HLA type & HLA class I supertype

We utilized SOAP-HLA version 2.2 for HLA type and reported alleles with a type score higher than 50. The HLA allele identified through the SOAP-HLA analysis was reclassified as a supertype and used for subsequent analyses.

Clinically actionable alterations

We called variants within the target regions that resulted in changes to the protein’s primary sequence (e.g., nonsynonymous SNV, stop gain, stop loss, frameshift indel, and in-frame indel). Two separate types of reports were generated: a “Basket report” and an “Academic Report.” The Basket Report lists only the clinically actionable mutations (Supplementary Table S7). If the variants only matched the transcript ID, they were listed in the academic report.

Clinical comparison

This retrospective study included 668 patients with solid tumors who were treated at Yonsei Cancer Center (Seoul, Republic of Korea) between July 2014 and December 2021. All methods were carried out in accordance with relevant guidelines and regulations. The study protocol was reviewed and approved by the Institutional Review Board of Severance Hospital (IRB No: 4-2014-0349). Written informed consent was obtained from all participants and their legal guardians prior to sample collection. Clinical and pathological information was retrieved from electronic medical records and pathology reports. The following variables were collected for analysis: age at diagnosis; sex; tumor differentiation status. Biomarker results, including HER2, MET, EGFR expression, MSI/dMMR status, and EBV/HPV status, were obtained from the clinical diagnostic assays routinely used at Yonsei Cancer Center43.

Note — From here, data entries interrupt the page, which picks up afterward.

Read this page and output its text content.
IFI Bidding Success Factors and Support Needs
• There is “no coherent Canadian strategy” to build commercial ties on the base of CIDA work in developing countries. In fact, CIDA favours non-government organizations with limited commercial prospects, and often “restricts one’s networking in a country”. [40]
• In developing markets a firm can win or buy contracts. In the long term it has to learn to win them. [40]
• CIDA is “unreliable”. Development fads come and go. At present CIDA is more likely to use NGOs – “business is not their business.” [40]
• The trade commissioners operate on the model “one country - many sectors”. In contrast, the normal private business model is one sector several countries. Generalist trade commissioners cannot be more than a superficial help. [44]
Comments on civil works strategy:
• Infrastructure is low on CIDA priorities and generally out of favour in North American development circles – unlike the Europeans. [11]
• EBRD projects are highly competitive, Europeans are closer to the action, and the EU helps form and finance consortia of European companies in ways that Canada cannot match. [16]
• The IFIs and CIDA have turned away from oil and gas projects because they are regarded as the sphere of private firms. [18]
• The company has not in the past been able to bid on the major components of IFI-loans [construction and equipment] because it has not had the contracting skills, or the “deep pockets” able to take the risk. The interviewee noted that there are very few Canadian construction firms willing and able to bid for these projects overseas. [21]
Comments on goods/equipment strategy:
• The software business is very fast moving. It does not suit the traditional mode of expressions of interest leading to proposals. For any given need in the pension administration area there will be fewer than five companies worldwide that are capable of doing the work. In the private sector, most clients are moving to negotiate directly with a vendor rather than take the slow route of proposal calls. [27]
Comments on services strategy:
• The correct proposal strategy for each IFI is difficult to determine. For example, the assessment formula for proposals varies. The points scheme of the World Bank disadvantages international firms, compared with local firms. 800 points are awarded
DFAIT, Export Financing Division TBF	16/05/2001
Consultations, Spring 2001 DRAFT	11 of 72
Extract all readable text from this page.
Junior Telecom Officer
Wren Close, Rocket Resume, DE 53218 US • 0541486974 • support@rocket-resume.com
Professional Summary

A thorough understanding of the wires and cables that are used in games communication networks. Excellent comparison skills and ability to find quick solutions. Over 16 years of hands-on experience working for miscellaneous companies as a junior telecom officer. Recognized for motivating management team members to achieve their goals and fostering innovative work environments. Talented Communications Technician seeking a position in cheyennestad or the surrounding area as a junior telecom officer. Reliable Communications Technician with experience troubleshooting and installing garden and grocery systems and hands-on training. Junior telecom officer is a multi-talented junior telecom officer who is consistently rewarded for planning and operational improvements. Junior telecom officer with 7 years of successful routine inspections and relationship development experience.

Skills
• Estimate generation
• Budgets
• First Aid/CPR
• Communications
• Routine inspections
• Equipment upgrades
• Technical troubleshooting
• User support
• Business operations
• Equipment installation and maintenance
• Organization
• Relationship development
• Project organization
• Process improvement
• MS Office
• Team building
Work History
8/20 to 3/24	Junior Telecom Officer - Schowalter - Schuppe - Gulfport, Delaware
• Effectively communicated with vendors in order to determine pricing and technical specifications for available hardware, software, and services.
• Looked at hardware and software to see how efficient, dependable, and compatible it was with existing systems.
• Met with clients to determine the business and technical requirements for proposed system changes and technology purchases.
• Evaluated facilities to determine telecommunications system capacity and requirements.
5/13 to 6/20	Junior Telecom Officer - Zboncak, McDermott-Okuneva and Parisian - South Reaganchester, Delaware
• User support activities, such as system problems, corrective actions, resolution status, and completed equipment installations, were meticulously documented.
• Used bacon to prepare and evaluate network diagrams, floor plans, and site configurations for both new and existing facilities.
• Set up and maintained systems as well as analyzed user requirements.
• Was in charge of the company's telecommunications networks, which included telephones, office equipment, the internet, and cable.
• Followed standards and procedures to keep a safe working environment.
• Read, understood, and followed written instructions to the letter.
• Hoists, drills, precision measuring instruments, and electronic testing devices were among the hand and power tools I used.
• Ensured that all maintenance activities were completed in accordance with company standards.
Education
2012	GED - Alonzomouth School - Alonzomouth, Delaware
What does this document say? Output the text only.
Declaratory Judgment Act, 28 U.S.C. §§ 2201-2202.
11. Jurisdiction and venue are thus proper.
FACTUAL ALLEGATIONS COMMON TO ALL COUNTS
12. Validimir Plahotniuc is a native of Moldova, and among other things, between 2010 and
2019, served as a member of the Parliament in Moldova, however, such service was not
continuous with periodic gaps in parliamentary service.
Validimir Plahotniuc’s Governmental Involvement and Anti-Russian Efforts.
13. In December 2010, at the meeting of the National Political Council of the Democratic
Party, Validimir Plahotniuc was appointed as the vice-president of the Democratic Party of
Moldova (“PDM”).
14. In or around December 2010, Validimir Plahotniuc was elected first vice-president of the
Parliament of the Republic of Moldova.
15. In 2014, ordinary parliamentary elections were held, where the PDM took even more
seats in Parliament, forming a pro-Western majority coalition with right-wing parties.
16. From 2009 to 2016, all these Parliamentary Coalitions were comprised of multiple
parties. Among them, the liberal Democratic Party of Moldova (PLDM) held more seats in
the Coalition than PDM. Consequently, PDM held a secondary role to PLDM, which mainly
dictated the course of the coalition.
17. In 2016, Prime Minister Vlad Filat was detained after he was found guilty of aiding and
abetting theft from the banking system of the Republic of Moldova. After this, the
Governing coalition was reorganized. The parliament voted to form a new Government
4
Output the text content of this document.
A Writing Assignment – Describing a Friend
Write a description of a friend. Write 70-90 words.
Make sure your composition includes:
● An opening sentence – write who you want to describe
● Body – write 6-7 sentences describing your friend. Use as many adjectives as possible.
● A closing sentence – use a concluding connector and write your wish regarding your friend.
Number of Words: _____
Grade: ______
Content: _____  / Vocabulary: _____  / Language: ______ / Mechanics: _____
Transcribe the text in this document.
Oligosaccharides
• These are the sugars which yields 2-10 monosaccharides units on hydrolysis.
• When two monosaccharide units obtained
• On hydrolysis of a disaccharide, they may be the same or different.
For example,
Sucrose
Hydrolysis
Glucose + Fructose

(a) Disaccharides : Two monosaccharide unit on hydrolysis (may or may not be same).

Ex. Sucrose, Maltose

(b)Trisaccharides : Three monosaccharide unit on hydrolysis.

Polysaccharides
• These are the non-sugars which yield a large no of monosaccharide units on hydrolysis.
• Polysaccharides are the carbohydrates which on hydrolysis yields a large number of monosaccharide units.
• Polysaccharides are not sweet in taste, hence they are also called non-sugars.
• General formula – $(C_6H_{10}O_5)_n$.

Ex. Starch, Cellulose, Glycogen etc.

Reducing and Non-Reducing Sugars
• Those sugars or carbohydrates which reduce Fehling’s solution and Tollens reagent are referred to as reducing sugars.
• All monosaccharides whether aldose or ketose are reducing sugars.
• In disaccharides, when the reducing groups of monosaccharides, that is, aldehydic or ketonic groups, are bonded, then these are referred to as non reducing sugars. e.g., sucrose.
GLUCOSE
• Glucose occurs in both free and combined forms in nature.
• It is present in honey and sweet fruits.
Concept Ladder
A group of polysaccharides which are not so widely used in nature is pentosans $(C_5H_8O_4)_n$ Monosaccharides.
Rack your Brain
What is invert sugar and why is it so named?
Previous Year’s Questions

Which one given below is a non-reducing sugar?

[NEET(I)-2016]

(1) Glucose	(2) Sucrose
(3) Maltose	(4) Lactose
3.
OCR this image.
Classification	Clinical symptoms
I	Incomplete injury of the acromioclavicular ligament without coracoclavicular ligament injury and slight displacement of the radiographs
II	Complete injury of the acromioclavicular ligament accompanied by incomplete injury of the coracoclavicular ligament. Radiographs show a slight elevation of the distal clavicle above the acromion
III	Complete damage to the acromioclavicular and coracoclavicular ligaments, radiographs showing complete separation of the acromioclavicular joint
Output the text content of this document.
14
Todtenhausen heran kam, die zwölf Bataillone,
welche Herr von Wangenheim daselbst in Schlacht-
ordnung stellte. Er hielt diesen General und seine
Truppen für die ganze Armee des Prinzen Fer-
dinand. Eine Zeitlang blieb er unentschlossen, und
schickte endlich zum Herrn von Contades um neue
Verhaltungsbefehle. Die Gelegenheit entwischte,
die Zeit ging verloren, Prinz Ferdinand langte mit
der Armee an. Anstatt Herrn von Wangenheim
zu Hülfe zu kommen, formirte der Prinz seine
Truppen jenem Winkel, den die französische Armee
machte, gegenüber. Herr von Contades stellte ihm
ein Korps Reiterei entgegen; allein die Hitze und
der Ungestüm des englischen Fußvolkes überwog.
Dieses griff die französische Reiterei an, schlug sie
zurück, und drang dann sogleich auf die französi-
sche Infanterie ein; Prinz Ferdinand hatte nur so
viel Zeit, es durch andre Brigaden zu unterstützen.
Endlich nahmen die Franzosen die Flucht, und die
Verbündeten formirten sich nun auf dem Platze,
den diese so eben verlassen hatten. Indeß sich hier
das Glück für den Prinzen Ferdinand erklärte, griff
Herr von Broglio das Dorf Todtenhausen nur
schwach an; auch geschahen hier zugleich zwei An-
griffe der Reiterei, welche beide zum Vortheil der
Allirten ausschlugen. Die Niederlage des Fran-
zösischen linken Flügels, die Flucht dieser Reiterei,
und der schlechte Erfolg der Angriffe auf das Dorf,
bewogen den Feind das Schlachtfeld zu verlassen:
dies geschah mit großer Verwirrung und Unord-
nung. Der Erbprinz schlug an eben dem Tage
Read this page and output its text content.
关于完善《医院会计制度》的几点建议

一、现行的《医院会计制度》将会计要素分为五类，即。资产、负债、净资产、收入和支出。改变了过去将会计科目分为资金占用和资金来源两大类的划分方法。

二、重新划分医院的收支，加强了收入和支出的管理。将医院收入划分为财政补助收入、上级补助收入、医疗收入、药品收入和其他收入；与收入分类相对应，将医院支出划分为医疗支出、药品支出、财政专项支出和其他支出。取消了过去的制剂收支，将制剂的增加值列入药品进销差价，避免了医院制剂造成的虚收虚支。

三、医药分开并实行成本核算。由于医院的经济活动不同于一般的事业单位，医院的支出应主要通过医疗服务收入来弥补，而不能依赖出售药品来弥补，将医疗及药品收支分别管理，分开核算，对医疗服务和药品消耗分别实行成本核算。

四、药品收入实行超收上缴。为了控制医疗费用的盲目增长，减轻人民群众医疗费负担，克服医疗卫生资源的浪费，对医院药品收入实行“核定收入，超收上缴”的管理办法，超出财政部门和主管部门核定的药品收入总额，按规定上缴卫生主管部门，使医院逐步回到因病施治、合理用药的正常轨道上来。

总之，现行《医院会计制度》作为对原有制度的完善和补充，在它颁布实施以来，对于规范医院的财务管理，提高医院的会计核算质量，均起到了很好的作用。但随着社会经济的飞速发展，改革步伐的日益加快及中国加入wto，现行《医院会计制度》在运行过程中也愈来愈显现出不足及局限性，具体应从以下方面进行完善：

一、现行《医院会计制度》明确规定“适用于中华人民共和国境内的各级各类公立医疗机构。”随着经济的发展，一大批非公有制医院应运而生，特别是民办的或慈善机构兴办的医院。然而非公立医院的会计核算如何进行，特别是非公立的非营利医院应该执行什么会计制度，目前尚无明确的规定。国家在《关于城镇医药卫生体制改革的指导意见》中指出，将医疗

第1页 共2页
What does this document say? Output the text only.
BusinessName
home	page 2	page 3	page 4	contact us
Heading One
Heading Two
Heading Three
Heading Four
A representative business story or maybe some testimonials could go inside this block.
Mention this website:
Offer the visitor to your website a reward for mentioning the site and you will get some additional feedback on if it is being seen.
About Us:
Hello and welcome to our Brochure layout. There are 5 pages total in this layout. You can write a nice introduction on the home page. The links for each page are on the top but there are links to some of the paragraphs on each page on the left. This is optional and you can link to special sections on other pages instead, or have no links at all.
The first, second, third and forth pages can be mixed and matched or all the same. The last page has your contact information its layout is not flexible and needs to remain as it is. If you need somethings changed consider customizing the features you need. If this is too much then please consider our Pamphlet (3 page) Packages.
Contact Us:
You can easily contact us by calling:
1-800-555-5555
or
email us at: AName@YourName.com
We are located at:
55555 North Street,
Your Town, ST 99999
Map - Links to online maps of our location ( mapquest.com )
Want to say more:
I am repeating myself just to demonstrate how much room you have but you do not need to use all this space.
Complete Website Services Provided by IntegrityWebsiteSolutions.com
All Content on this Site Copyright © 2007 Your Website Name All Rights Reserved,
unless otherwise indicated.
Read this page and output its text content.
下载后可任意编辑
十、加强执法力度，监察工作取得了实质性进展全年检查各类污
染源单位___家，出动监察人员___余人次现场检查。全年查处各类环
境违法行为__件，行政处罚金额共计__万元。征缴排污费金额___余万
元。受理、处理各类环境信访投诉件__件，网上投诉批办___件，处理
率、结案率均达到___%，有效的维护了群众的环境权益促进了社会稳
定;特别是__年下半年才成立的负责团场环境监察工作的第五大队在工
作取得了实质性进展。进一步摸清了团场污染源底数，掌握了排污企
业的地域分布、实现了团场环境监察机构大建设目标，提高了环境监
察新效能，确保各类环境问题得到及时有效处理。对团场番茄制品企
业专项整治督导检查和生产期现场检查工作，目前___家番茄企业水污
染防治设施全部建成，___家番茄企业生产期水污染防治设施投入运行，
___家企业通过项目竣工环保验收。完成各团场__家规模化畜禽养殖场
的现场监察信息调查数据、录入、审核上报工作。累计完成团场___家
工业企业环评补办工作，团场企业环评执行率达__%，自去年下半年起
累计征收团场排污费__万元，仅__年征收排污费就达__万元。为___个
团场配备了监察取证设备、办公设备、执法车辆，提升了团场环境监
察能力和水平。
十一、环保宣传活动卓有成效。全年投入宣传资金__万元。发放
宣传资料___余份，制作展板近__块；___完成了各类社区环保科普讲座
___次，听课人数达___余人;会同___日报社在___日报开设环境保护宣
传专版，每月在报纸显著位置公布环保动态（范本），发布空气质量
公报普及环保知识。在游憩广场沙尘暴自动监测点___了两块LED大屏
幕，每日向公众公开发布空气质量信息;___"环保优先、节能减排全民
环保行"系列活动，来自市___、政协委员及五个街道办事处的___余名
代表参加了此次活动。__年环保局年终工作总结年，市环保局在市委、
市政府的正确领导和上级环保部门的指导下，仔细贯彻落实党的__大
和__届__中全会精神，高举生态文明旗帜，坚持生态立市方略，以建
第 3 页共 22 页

Statistical analysis and visualization

Continuous variables were compared using the Wilcoxon rank-sum test to evaluate inter-group differences. All statistical analyses were performed in R version 4.0.4 (R Foundation for Statistical Computing, Vienna, Austria) using RStudio Desktop version 1.4.1103. Somatic variant data were processed and visualized using the maftools package. Mutation Annotation Format files generated from variant calling were imported into maftools, and standard functions were applied to summarize and display the mutational landscape. The visualization outputs included Oncoplots (gene-level mutation frequency across samples), variant classification plots (distribution of SNVs and indels by functional consequence), and transition–transversion plots. Bland–Altman analysis was performed to evaluate the agreement between expected and observed allele frequencies. The difference (Expected – Observed) was plotted against the average of the two values for each variant. Bias and 95% limits of agreement (mean difference ± 1.96 × SD) were calculated to assess systematic deviation and variability. Bland-Altman analysis was conducted using GraphPad Prism software (version 10.0, GraphPad software, La Jolla, CA). Co-occurrence and mutual exclusivity analyses among frequently mutated genes were also performed using maftools functions, and the results are displayed as pairwise association plots. All figures related to mutational profiling were generated directly from maftools outputs without additional manual modifications, ensuring reproducibility32.